La asistencia a la manifestación de la tarde fue "masiva" según varios medios griegos y superior a la del mediodía, aunque fuentes policiales cifraron la asistencia en solo unas 3.000 personas.

La marcha vespertina transcurrió pacíficamente por las avenidas del centro de Atenas con gritos en recuerdo de Grigorópulos y otros reivindicando "Pan, educación y libertad".

Sin embargo, como ocurrió en la primera protesta, al llegar frente al Parlamento un grupo de manifestantes lanzó piedras y cócteles Molotov a los agentes que custodiaban el edificio, donde esta noche se vota el presupuesto estatal de 2012, que contempla severos recortes sociales.

La policía reaccionó lanzando gases lacrimógenos hasta hacer "intolerable" la atmósfera de la plaza Sintagma, donde se encuentra el Parlamento, según informó la emisora Real FM.

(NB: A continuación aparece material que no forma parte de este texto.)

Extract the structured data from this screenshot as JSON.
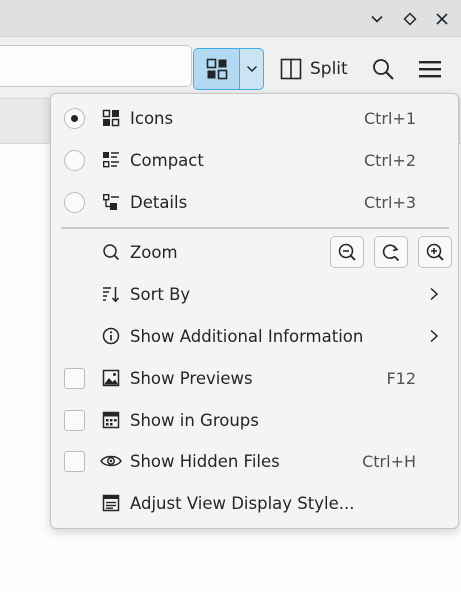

En ese momento la manifestación comenzó a disolverse, aunque se produjeron nuevos brotes de violencia en el barrio ateniense de Exarjia, conocido por su activismo anarquista y por ser donde fue asesinado el joven Grigorópulos.

La muerte de Grigorópulos, de 15 años, el 6 de diciembre de 2008 por disparos de un policía desató una revuelta de inmensas proporciones y violencia inusitada que se prolongó durante varias semanas y se extendió por todo el país.

El pasado año, un tribunal condenó al policía Epaminondas Korkoneas a cadena perpetua por "el asesinato intencionado" de Grigorópulos, y a su colega Vasilis Saraliotis a diez años de cárcel por complicidad, pero éste último fue recientemente puesto en libertad condicional.

El Parlamento griego tenía previsto este martes ratificar hoy el presupuesto para 2012, que consolida la estrategia de austeridad y recortes, gracias a la rotunda mayoría que suman los tres partidos de una coalición de Gobierno que, sin embargo, ha evidenciado profundas divisiones durante el debate parlamentario.